9th Class Math – Chapter 2: Real Numbers

Chapter 2: Real Numbers

Real numbers include all rational and irrational numbers. They can be represented on a number line.

**Natural Numbers (N)**: {1, 2, 3, 4, ...}

**Whole Numbers (W)**: {0, 1, 2, 3, 4, ...}

**Integers (Z)**: {..., -3, -2, -1, 0, 1, 2, 3, ...}

**Rational Numbers (Q)**: Numbers that can be expressed as p/q where p and q are integers and q ≠ 0

**Irrational Numbers**: Numbers that cannot be expressed as p/q (e.g., √2, π)

#### Commutative Property

Addition: a + b = b + a

Multiplication: a × b = b × a

#### Associative Property

Addition: (a + b) + c = a + (b + c)

Multiplication: (a × b) × c = a × (b × c)

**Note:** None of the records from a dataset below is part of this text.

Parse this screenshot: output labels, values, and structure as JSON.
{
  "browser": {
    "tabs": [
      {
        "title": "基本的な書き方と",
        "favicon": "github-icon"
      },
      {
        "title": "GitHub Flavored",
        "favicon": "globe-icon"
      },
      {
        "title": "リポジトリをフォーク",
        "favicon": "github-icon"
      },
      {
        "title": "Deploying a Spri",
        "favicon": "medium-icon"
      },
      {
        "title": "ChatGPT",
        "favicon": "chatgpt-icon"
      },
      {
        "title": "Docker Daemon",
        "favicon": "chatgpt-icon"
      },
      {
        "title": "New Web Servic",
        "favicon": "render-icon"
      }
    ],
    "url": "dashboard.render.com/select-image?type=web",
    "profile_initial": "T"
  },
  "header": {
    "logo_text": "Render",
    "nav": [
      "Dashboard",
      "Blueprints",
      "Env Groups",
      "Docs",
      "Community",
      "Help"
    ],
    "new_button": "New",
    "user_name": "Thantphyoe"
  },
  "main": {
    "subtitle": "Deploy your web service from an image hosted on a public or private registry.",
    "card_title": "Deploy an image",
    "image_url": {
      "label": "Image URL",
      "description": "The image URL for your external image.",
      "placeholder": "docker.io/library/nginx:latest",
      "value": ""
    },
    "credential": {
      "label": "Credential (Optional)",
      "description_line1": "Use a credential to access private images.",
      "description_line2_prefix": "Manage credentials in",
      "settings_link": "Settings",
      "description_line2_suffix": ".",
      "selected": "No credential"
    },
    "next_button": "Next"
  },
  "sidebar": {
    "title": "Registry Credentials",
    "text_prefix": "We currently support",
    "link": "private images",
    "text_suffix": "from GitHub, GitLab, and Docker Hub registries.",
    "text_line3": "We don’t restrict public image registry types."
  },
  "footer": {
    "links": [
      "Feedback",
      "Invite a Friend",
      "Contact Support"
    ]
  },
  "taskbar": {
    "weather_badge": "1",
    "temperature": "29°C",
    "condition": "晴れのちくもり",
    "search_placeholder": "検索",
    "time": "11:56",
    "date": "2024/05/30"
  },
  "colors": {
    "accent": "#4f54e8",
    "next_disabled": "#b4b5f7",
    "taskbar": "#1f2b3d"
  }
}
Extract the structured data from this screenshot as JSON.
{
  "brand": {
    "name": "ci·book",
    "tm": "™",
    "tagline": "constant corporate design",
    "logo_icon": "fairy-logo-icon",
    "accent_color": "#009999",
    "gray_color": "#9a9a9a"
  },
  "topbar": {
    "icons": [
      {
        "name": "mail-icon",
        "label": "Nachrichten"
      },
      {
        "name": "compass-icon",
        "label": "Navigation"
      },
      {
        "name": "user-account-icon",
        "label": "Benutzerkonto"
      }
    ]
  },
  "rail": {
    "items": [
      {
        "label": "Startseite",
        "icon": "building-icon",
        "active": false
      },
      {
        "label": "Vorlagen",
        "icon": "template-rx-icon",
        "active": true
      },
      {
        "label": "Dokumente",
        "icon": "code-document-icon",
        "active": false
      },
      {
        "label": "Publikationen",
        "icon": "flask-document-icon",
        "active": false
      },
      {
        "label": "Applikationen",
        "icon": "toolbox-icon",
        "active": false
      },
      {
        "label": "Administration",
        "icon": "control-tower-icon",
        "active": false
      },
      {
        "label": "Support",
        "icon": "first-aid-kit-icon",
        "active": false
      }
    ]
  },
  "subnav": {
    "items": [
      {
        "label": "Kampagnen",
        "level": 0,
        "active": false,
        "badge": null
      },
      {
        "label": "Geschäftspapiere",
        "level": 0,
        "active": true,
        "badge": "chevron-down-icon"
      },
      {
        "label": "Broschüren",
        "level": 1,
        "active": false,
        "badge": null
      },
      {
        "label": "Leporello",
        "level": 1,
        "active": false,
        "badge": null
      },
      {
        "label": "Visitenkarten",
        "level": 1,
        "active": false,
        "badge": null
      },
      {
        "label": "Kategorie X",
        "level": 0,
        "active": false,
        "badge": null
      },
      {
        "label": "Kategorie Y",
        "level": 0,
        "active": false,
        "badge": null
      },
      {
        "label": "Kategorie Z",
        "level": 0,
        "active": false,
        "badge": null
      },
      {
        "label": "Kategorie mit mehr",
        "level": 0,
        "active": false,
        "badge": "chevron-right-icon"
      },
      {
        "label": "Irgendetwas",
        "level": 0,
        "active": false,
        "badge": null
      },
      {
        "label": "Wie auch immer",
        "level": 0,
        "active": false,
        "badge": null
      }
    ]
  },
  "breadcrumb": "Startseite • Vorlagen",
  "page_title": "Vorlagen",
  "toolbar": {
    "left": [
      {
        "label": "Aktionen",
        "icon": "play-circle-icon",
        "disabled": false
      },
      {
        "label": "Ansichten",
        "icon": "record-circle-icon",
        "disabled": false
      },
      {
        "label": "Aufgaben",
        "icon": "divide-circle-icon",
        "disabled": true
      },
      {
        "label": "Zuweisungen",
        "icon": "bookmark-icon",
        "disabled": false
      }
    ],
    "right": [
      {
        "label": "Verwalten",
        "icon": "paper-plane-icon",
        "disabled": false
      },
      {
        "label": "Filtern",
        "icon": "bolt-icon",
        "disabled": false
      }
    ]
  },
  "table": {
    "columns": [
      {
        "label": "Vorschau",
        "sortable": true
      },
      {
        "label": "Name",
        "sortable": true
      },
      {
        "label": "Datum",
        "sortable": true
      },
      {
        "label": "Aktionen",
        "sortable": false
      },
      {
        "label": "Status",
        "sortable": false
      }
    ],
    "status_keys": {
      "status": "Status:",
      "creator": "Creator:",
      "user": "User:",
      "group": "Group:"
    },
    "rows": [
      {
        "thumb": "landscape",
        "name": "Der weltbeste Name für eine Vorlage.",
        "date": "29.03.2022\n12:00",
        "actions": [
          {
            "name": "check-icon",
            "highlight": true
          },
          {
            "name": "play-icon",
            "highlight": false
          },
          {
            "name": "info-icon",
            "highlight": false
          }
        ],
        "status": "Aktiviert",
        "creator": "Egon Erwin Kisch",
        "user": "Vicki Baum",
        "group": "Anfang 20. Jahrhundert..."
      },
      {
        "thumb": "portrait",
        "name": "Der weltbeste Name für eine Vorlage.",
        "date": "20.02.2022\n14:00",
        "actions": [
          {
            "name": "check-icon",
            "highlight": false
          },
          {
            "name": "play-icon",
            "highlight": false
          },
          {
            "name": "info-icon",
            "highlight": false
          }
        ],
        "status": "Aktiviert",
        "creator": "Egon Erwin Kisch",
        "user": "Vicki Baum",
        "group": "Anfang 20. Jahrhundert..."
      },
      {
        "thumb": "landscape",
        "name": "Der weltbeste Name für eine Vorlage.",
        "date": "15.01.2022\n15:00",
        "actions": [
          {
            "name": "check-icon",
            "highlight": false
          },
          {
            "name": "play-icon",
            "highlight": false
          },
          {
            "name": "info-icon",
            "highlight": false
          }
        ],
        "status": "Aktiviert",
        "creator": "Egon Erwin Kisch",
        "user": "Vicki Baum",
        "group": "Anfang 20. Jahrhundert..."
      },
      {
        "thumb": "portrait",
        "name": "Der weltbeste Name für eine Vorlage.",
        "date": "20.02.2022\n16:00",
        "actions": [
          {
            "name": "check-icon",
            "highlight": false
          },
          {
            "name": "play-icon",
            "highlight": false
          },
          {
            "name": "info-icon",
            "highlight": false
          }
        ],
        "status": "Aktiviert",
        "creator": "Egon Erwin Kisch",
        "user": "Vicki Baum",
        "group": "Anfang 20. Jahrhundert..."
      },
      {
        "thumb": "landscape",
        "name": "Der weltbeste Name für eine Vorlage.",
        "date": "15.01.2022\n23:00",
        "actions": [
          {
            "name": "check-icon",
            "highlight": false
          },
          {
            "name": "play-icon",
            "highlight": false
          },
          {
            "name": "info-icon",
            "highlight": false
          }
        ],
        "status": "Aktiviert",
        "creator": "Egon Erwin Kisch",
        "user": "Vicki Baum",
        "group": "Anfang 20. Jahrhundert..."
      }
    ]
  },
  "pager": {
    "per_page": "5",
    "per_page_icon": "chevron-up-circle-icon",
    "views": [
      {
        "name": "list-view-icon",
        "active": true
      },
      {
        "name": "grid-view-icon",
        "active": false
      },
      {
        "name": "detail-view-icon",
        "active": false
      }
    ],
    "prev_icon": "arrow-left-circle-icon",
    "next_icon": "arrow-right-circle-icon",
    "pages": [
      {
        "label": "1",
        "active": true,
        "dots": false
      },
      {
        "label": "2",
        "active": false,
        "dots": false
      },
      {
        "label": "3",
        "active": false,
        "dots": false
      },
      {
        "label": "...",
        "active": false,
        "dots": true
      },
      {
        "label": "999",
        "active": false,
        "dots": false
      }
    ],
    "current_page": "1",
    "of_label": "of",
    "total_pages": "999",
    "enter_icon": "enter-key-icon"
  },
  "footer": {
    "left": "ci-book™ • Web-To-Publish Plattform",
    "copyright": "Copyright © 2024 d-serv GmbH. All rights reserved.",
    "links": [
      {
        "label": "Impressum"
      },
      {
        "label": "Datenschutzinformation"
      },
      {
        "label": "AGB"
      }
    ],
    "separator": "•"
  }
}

#### Distributive Property

a × (b + c) = a × b + a × c

#### Identity Property

Additive Identity: a + 0 = a

Multiplicative Identity: a × 1 = a

#### Inverse Property

Additive Inverse: a + (-a) = 0

Multiplicative Inverse: a × (1/a) = 1 (where a ≠ 0)

Real numbers can be represented on a number line. Every point on the number line corresponds to a unique real number.

**Rational Numbers**: Can be written as terminating or repeating decimals

Examples: 1/2 = 0.5, 1/3 = 0.333..., 5 = 5.0

**Irrational Numbers**: Non-terminating, non-repeating decimals

Examples: √2 ≈ 1.414..., π ≈ 3.14159..., e ≈ 2.71828...

**Example 1**: Identify whether √16 is rational or irrational.

Solution: √16 = 4, which is a rational number.

**Example 2**: Find the additive inverse of -7.

Solution: The additive inverse of -7 is 7, because -7 + 7 = 0.

Classify the following as rational or irrational: √25, √3, 22/7, 0.1010010001...

Find the multiplicative inverse of -3/4

Verify the distributive property for a = 2, b = 3, c = 4